None of you need this type of harassment/abuse on top of all you already deal with. You’ll likely know if/when you fell through that trapdoor because the treatment(s) you’d poured your hopes into receiving will not materialize; your doctor may suddenly become adamant that you don’t have acute porphyria (a “mistake” was made); becomes silent or might even stop seeing you altogether (referring or “transferring” your case to another physician). This has been happening to TOO MANY people. From reports, it’s also been going on in Canada, the UK, South Africa and Australia and other countries (though certain dedicated porphyria experts have not been cowed by “arrogant porphyria experts’” tactics).

To the perps involved, shame on you for acting like the middle school troublemakers that taunted and pummeled my daughter when she was so sick. As adults, you should know better. Participating in the violation of  healthcare privacy laws (in US, HIPAA law) can lead to prosecution.

In conclusion, I leave you with a quote “straight from source” as Desiree Lyon APF “Global Director” likes to say. It was uttered by Dr. Robert J. Desnick’s during the 2017 APF-sponsored FDA “Voice of the Patient” meeting. As you read it (or better yet, view the video in its entirety—it’s a treasure trove of enlightening information) refer to the previous paragraph about your doctor’s potential reticence and loss of the diagnosis.

Video Timestamp: [2:57:53] DR. DESNICK: “in America, no doctor wants to have a malpractice suit and sometimes that happens because they [the patient] never got diagnosed…It takes many—sometimes years—before the diagnosis is made and multiple different doctors until you find the one that says…oh! “I saw that patient,” or “I heard about that” or “oh! That urine in that cup is port-wine red—I got the diagnosis!” And that’s how it happens.”

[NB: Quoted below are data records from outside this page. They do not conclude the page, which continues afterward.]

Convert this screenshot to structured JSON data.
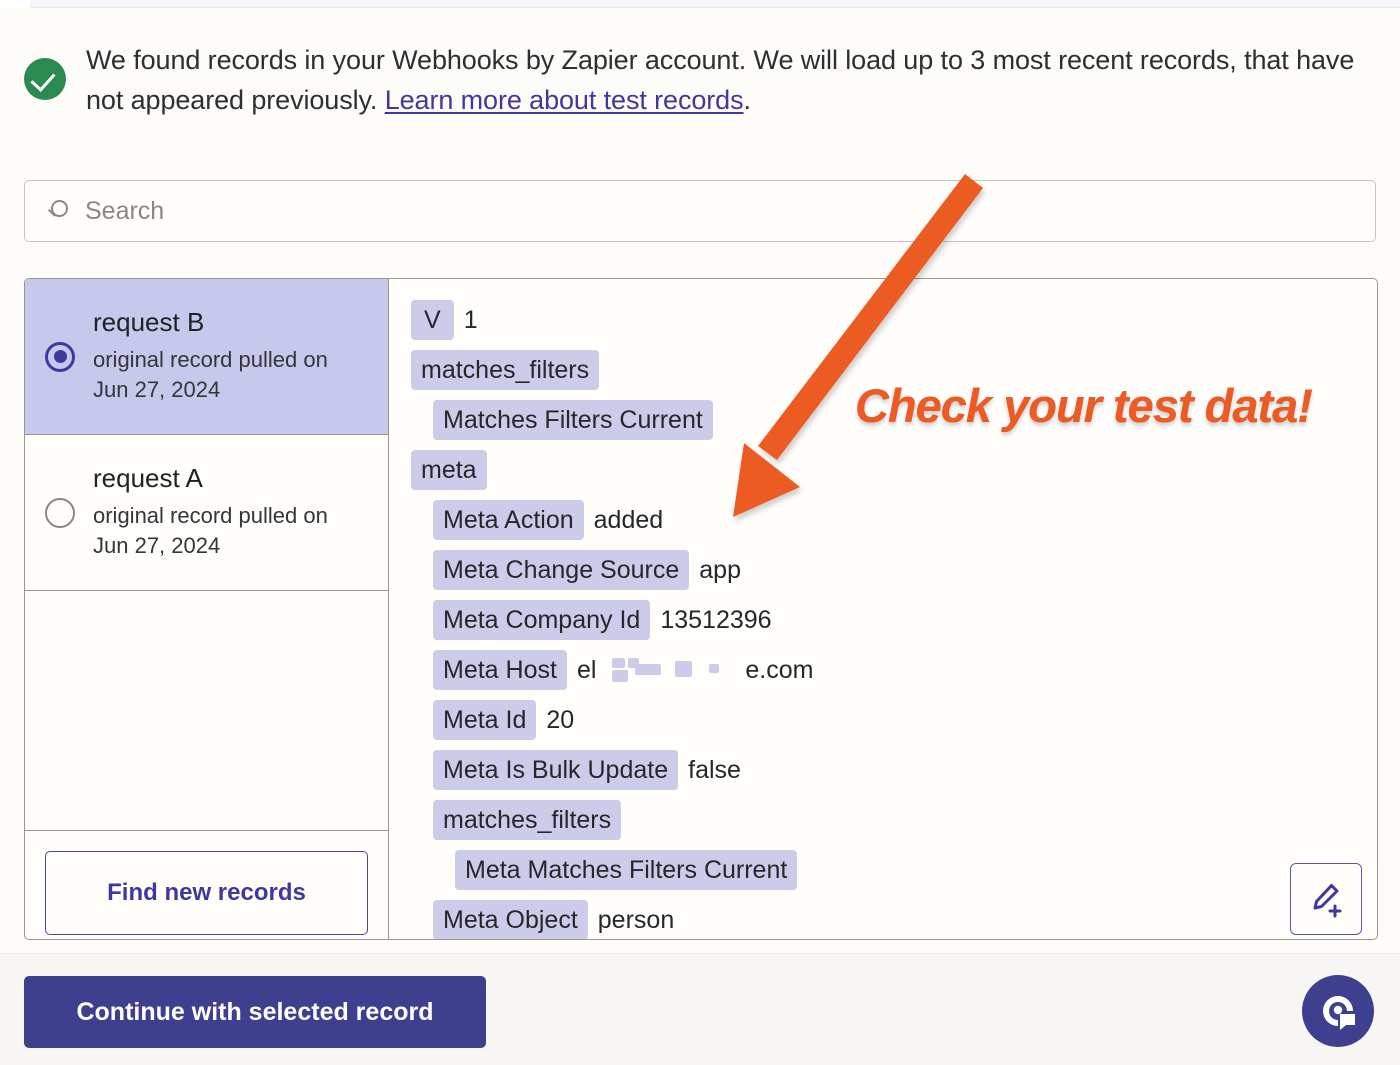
{
  "banner": {
    "icon": "check-circle-icon",
    "text_before": "We found records in your Webhooks by Zapier account. We will load up to 3 most recent records, that have not appeared previously. ",
    "link_text": "Learn more about test records",
    "text_after": "."
  },
  "search": {
    "icon": "search-icon",
    "placeholder": "Search",
    "value": ""
  },
  "records": {
    "items": [
      {
        "label": "request B",
        "sub": "original record pulled on Jun 27, 2024",
        "selected": true
      },
      {
        "label": "request A",
        "sub": "original record pulled on Jun 27, 2024",
        "selected": false
      }
    ],
    "find_new_records_label": "Find new records"
  },
  "data_panel": {
    "rows": [
      {
        "key": "V",
        "value": "1",
        "indent": 0,
        "value_kind": "text"
      },
      {
        "key": "matches_filters",
        "value": "",
        "indent": 0,
        "value_kind": "none"
      },
      {
        "key": "Matches Filters Current",
        "value": "",
        "indent": 1,
        "value_kind": "none"
      },
      {
        "key": "meta",
        "value": "",
        "indent": 0,
        "value_kind": "none"
      },
      {
        "key": "Meta Action",
        "value": "added",
        "indent": 1,
        "value_kind": "text"
      },
      {
        "key": "Meta Change Source",
        "value": "app",
        "indent": 1,
        "value_kind": "text"
      },
      {
        "key": "Meta Company Id",
        "value": "13512396",
        "indent": 1,
        "value_kind": "text"
      },
      {
        "key": "Meta Host",
        "value": "el",
        "value_suffix": "e.com",
        "indent": 1,
        "value_kind": "redacted"
      },
      {
        "key": "Meta Id",
        "value": "20",
        "indent": 1,
        "value_kind": "text"
      },
      {
        "key": "Meta Is Bulk Update",
        "value": "false",
        "indent": 1,
        "value_kind": "text"
      },
      {
        "key": "matches_filters",
        "value": "",
        "indent": 1,
        "value_kind": "none"
      },
      {
        "key": "Meta Matches Filters Current",
        "value": "",
        "indent": 2,
        "value_kind": "none"
      },
      {
        "key": "Meta Object",
        "value": "person",
        "indent": 1,
        "value_kind": "text"
      }
    ],
    "edit_icon": "pencil-plus-icon"
  },
  "annotation": {
    "text": "Check your test data!",
    "color": "#ec5b24",
    "arrow_icon": "arrow-down-left-icon"
  },
  "footer": {
    "continue_label": "Continue with selected record",
    "support_icon": "support-chat-icon"
  },
  "colors": {
    "accent_purple": "#3f399e",
    "chip_lavender": "#ccccea",
    "selected_row": "#c7c9ec",
    "success_green": "#2a8a4f",
    "annotation_orange": "#ec5b24",
    "page_background": "#fdfcf8"
  }
}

In America, medical fraud is defined as “…a crime that involves misrepresenting information, concealing information, or deceiving a person or entity in order to receive benefits, or to make a financial profit.” Within Desnick’s quote are certain points that cannot be dismissed. Most important is the veiled threat of a “malpractice suit” (in the guise of medical fraud) because the “patient never got diagnosed” (meaning the diagnosis was not made or confirmed by so-called EXPERTS). What Desnick (and APF et al) suavely appears to be implying is that a non-expert physician dared to diagnose acute porphyria—and therefore misrepresented information (by saying that the patient had acute porphyria when the “real” experts (in America) said no it isn’t. Because of APF et al’s arrogant insistence that the (“accidental, intermittent occurrence”–according to Waldenstrom/Vahlquist findings, which have yet to be publically confirmed or refuted) port-wine red urine is the diagnostic [still unscientifically proven] gold standard for acute porphyria—and the patient didn’t produce it. In the end, urine excretion was the common factor in virtually every case that had/has been denied and diagnosis withheld by the experts.